Amauri Monge afirma que R$ 100 milhões da Educação foram usados em outras despesas
Baixada Cuiabana POR: Redação
POSTADO EM: 28/05/2026
A crise envolvendo a Secretaria Municipal de Educação de Cuiabá ganhou novos desdobramentos após o ex-secretário Amauri Monge acusar a gestão do prefeito Abílio Brunini (PL) de ter promovido uma “pedalada fiscal” superior a R$ 100 milhões em recursos da Educação durante o exercício de 2025. A declaração foi feita nesta quinta-feira (28), durante pronunciamento na tribuna da Câmara Municipal, e ampliou ainda mais a tensão política em torno da administração da Capital.
Segundo Amauri, a Prefeitura teria utilizado recursos que deveriam ser destinados obrigatoriamente à Educação para cobrir outras despesas da administração municipal. O ex-secretário afirmou que os valores estavam vinculados constitucionalmente ao setor educacional e que a manobra teria ocorrido mesmo com o cumprimento formal do percentual mínimo exigido por lei para investimentos na área.
Durante o discurso, Amauri declarou que toda a situação estaria documentada e já teria sido apresentada à Comissão de Educação da Câmara Municipal, incluindo informações compartilhadas pelo secretário de Fazenda, Marcelo Bussiki, e pelo contador-geral do município. O ex-secretário também afirmou que empresas fornecedoras da prefeitura estariam enfrentando dificuldades financeiras devido aos atrasos e à falta de pagamento relacionados à movimentação dos recursos.
A fala ocorreu justamente no momento em que a Prefeitura de Cuiabá intensifica investigações sobre supostas irregularidades em contratos da própria Secretaria de Educação envolvendo aquisição de livros didáticos e materiais pedagógicos. Nos últimos dias, Abilio Brunini afirmou publicamente que a Controladoria do Município apura suspeitas de superfaturamento que poderiam chegar a R$ 80 milhões.
Amauri Monge rebateu a narrativa da atual gestão e afirmou que as denúncias relacionadas aos contratos não podem servir como “cortina de fumaça” para esconder problemas mais graves enfrentados pela Educação municipal. Segundo ele, o verdadeiro motivo de sua saída da pasta não teria sido participação em articulações políticas, mas sim o “colapso” administrativo que estaria ocorrendo dentro da prefeitura.

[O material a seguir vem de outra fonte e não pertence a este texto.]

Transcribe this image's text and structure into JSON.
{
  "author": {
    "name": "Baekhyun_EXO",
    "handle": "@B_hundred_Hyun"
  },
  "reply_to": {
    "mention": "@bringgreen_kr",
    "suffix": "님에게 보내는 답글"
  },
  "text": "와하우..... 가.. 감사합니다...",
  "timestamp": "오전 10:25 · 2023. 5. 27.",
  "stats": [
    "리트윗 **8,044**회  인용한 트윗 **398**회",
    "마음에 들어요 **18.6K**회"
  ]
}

A acusação coloca ainda mais pressão sobre a administração de Abílio Brunini, que já enfrenta desgaste em áreas sensíveis da gestão, principalmente saúde, infraestrutura urbana e educação. Nos últimos meses, parlamentares estaduais e vereadores passaram a ampliar críticas sobre a situação da Capital, citando problemas em unidades de saúde, obras paralisadas e dificuldades orçamentárias.
O termo “pedalada fiscal” é utilizado para definir manobras contábeis em que recursos destinados a determinada finalidade acabam sendo utilizados para outras despesas sem autorização adequada ou transparência plena na execução orçamentária. No caso da Educação, a Constituição Federal obriga os municípios a aplicarem percentual mínimo da arrecadação no setor.
Nos bastidores políticos, a denúncia foi tratada como uma “bomba” dentro da Câmara de Cuiabá e deve provocar reação da oposição, além de possível mobilização de órgãos de controle. Vereadores já discutem a possibilidade de aprofundar investigações sobre a execução orçamentária da Secretaria Municipal de Educação e sobre o destino dos recursos vinculados ao Fundeb.
Até o momento, a Prefeitura de Cuiabá ainda não apresentou resposta detalhada às acusações feitas pelo ex-secretário. A assessoria do prefeito informou apenas que a administração deverá se manifestar oficialmente após análise do conteúdo apresentado na Câmara Municipal.
A nova crise surge em um momento delicado para a gestão Abílio, que vem tentando reforçar o discurso de austeridade fiscal desde o início do mandato. O prefeito chegou a declarar calamidade financeira ao assumir a prefeitura e frequentemente atribui dificuldades administrativas às dívidas herdadas de gestões anteriores.
Com a troca de acusações entre atual e ex-integrantes da administração, a Educação de Cuiabá se transforma novamente em um dos principais focos de tensão política da Capital e deve permanecer no centro do debate público nas próximas semanas.